4. dönem toplu sözleşmenin birinci yılının her iki altı aylık döneminde de kamu görevlilerin maaş ve ücretlerine yapılan artışın enflasyonun altında kalması nedeniyle enflasyon farkı kaynaklı ilave artış yapılmış, hatta 2018 yılında enflasyon farkı kaynaklı artış normal artışın üzerinde gerçekleşmişti.tablomaas2018 de yaşanan bu durum 2019 yılının ilk altı aylık döneminde de gerçekleşmiş olup bu yönüyle Merkez Bankasının hazine-maliye bürokrasinin, orta vadeli programın öngördüğü/hedeflediği enflasyon oranı ile gerçekleşen enflasyon oranı arasında olumsuz ve aleyhe sonuç oluşma durumu istikrarlı bir şekilde devam etmiştir.

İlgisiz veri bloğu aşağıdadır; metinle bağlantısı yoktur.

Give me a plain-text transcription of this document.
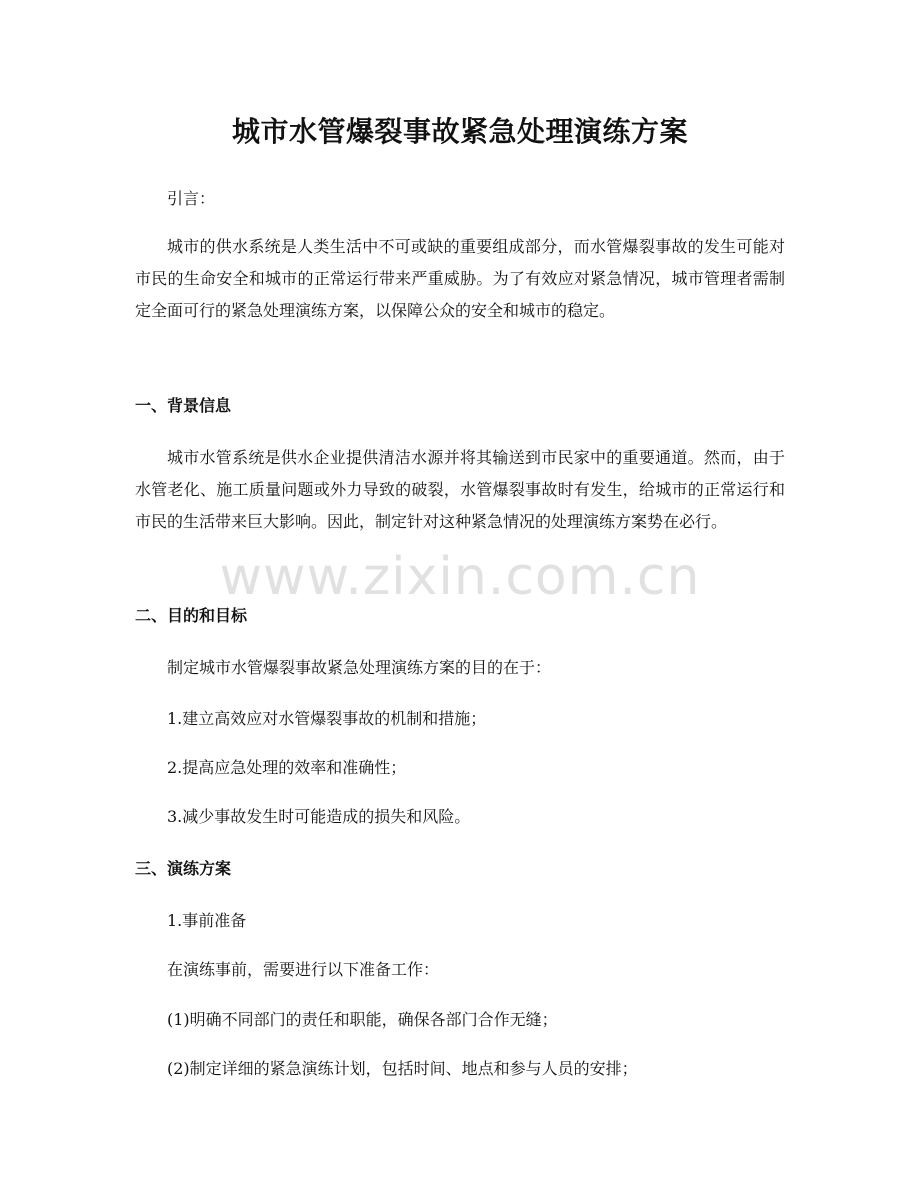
城市水管爆裂事故紧急处理演练方案
www.zixin.com.cn

引言：

城市的供水系统是人类生活中不可或缺的重要组成部分，而水管爆裂事故的发生可能对市民的生命安全和城市的正常运行带来严重威胁。为了有效应对紧急情况，城市管理者需制定全面可行的紧急处理演练方案，以保障公众的安全和城市的稳定。

一、背景信息

城市水管系统是供水企业提供清洁水源并将其输送到市民家中的重要通道。然而，由于水管老化、施工质量问题或外力导致的破裂，水管爆裂事故时有发生，给城市的正常运行和市民的生活带来巨大影响。因此，制定针对这种紧急情况的处理演练方案势在必行。

二、目的和目标

制定城市水管爆裂事故紧急处理演练方案的目的在于：

1.建立高效应对水管爆裂事故的机制和措施；

2.提高应急处理的效率和准确性；

3.减少事故发生时可能造成的损失和风险。

三、演练方案

1.事前准备

在演练事前，需要进行以下准备工作：

(1)明确不同部门的责任和职能，确保各部门合作无缝；

(2)制定详细的紧急演练计划，包括时间、地点和参与人员的安排；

Tahmin edilen/hedeflenen enflasyon oranları ile gerçekleşen enflasyon oranları arasında oluşan olumsuz fark tarihsel süreç itibariyle istikrarlı bir grafik oluşturmuş, konuyu takip eden yazılı-görsel-internet medyasında “kamu görevlileri ne kadar enflasyon farkı alacak” başlıklı haber içerikleri Nisan ayından itibaren Temmuz ayının başına kadar, ikinci altı aylık dönemde ise Ekim ayının başından takip eden Ocak ayının ilk haftasın kadar merakı artırmaya/gidermeye dönük bu türden haber içerikleri sürekli yer almaktadır.

Bu durumun ortaya çıkardığı sonuç şudur ki altı aylık dönemlerin sonunda enflasyon farkı beklentisinin oluşması da, enflasyon farkı kaynaklı artış yapılması da istikrarlı bir rutine dönüşmüştür.

4. Dönem toplu sözleşeme sürecinde de kararlı bir şekilde dile getirdiğimiz “zammı masa belirlensin enflasyon canavarı vermesin” mottosuyla da afişe ettiğimiz durum bütün çıplaklığı ile yaşanmakta, ekonomi politiği ve psikolojisi anlamında kamu maliyesinin en çok ihtiyaç duyduğu istikrar-güven algısı enflasyon farkı ödenmesine ilişkin altı ayda bir tekrar eden seremoniye bağlı olarak darbe almaktadır.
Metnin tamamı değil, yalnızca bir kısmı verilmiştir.